- Noch nie hatte die CDU so junge Führungsgremien: In Vorstand und Präsidium sitzen sieben Vertreterinnen und Vertreter der Jungen Union
- Wie wollen sie die Partei nach der Niederlage bei der Bundestagswahl 2021 wieder in die Erfolgsspur bringen?
- Wir haben uns bei den "Jungen Wilden" umgehört.
Ronja Kemmer hat schon geschafft, wofür viele CDU-Politiker lange gebraucht haben. Roland Koch zum Beispiel, der frühere hessische Ministerpräsident, musste 40 Jahre alt werden, bis er es 1998 ins Präsidium der CDU schaffte. Der heutige Verfassungsrichter Peter Müller wurde im gleichen Jahr mit 43 ins höchste Gremium der Partei gewählt. Beide galten damals als "Junge Wilde" der Union.

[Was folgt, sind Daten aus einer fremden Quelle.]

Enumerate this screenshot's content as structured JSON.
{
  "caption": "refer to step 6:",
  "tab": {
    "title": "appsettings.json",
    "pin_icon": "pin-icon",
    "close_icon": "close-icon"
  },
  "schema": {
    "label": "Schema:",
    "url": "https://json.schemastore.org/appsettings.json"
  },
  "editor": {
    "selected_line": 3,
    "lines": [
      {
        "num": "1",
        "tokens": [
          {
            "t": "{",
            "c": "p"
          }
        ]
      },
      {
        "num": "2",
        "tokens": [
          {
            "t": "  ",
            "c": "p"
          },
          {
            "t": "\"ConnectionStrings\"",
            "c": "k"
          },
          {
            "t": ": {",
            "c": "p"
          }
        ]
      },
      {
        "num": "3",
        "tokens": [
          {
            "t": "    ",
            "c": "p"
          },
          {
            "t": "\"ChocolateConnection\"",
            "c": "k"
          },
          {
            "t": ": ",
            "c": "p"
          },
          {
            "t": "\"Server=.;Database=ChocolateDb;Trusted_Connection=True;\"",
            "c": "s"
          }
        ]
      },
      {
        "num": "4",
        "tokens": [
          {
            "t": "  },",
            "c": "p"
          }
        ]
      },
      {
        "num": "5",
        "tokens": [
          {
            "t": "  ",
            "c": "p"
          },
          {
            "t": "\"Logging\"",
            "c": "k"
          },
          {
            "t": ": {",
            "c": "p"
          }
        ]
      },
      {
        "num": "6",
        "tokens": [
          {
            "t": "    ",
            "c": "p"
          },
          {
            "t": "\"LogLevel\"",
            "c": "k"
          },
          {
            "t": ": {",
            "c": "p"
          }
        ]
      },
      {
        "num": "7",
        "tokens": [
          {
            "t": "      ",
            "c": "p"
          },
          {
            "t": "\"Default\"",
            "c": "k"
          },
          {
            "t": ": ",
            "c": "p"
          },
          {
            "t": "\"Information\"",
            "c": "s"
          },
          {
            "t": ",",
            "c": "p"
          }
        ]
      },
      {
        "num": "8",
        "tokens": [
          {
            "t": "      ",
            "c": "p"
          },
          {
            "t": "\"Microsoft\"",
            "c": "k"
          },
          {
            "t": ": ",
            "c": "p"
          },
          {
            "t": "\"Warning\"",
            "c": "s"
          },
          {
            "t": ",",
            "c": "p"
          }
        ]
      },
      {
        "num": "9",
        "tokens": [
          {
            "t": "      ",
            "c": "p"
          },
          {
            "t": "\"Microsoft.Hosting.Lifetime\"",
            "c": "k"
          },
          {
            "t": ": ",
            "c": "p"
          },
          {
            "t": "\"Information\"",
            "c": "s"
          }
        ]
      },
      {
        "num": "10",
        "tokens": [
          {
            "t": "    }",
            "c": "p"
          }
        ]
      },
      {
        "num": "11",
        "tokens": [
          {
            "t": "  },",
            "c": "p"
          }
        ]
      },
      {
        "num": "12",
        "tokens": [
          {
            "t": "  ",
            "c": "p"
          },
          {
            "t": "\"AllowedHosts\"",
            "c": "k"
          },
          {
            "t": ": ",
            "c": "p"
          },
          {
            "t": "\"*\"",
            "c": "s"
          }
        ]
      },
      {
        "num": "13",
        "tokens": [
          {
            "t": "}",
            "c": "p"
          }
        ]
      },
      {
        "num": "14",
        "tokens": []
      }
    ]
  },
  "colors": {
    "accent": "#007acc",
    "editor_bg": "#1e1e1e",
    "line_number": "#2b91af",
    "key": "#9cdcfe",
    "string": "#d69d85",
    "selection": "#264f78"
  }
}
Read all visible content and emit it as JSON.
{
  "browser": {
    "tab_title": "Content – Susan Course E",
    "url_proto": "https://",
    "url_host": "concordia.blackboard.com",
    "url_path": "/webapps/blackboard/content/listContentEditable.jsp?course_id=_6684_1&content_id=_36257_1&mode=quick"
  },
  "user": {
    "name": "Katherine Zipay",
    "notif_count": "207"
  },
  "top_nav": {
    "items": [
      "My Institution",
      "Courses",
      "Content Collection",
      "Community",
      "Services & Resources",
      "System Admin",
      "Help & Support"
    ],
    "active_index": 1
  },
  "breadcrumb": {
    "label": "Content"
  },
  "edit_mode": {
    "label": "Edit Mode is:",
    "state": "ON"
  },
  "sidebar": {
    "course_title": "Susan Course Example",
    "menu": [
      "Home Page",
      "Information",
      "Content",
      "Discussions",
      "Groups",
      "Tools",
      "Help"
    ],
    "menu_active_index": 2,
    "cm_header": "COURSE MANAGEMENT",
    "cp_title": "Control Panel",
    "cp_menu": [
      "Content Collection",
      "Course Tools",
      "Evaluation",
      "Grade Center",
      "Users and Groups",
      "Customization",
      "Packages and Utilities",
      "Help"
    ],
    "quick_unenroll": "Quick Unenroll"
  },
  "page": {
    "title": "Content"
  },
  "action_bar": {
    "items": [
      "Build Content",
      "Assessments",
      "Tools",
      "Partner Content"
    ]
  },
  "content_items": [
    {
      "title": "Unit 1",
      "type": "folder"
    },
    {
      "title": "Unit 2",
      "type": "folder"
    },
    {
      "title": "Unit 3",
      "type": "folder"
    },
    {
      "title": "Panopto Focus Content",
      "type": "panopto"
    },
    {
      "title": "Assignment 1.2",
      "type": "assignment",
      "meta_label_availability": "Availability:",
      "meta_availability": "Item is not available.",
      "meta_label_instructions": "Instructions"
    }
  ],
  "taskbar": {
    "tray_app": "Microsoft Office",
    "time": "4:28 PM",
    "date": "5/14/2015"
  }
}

Die Bundestagsabgeordnete Ronja Kemmer ist dagegen 32, seit kurzem aber ebenfalls Mitglied im CDU-Präsidium. Nimmt man den größeren Bundesvorstand hinzu, sind in den beiden Führungsgremien der Partei jetzt sieben Mitglieder der Jungen Union vertreten:
- Ronja Kemmer (Präsidium): seit 2014 Bundestagsabgeordnete aus dem Wahlkreis Ulm
- Birte Glißmann (Vorstand): Landtagskandidatin und Vorsitzende der Jungen Union in Schleswig-Holstein
- Jessica Heller (Vorstand): Stadträtin in Leipzig
- Laura Hopmann (Vorstand): Abgeordnete im niedersächsischen Landtag aus Hildesheim
- Bastian Schneider (Vorstand): Stellvertretender Bundesvorsitzender der Jungen Union aus Baden-Württemberg
- Johannes Steiniger (Vorstand): seit 2013 Bundestagsabgeordneter aus dem Wahlkreis Neustadt-Speyer
- Wiebke Winter (Vorstand): Mit-Gründerin der "Klima-Union" aus Bremen
Sie verkörpern einen Umbruch, den die CDU seit der verlorenen Bundestagswahl 2021 nötig hat: Neue Gesichter, neue Themen, neues Profil wünscht sich die Partei. Wie genau wollen die "Jungen Wilden" des Jahres 2022 die Partei wieder auf die Erfolgsspur bringen?
Unterstützung für Friedrich Merz: "Er ist erkenn- und unterscheidbar"
"Ich bin froh, dass die Führungsfrage endlich geklärt ist. Und ich freue mich über einen Bundesvorstand, der noch nie so jung und so weiblich war wie jetzt", sagt der Bundestagsabgeordnete Johannes Steiniger. Und zwar ohne Quoten, schickt er hinterher.
Unter den 16 Landesvorsitzenden der CDU ist seit kurzem überhaupt keine Frau mehr. Im Bundesvorstand aber fordern junge Frauen selbstbewusst ihren Platz ein. So wie Birte Glißmann aus Schleswig-Holstein. "Ich möchte zeigen, dass junge Frauen in der CDU gehört werden, dass wir mitbestimmen und dass wir eine genauso starke Stimme haben wie die männlichen Kollegen", sagt sie. "Die CDU ist nicht nur männlich und 60 plus, sie ist auch weiblich und deutlich jünger."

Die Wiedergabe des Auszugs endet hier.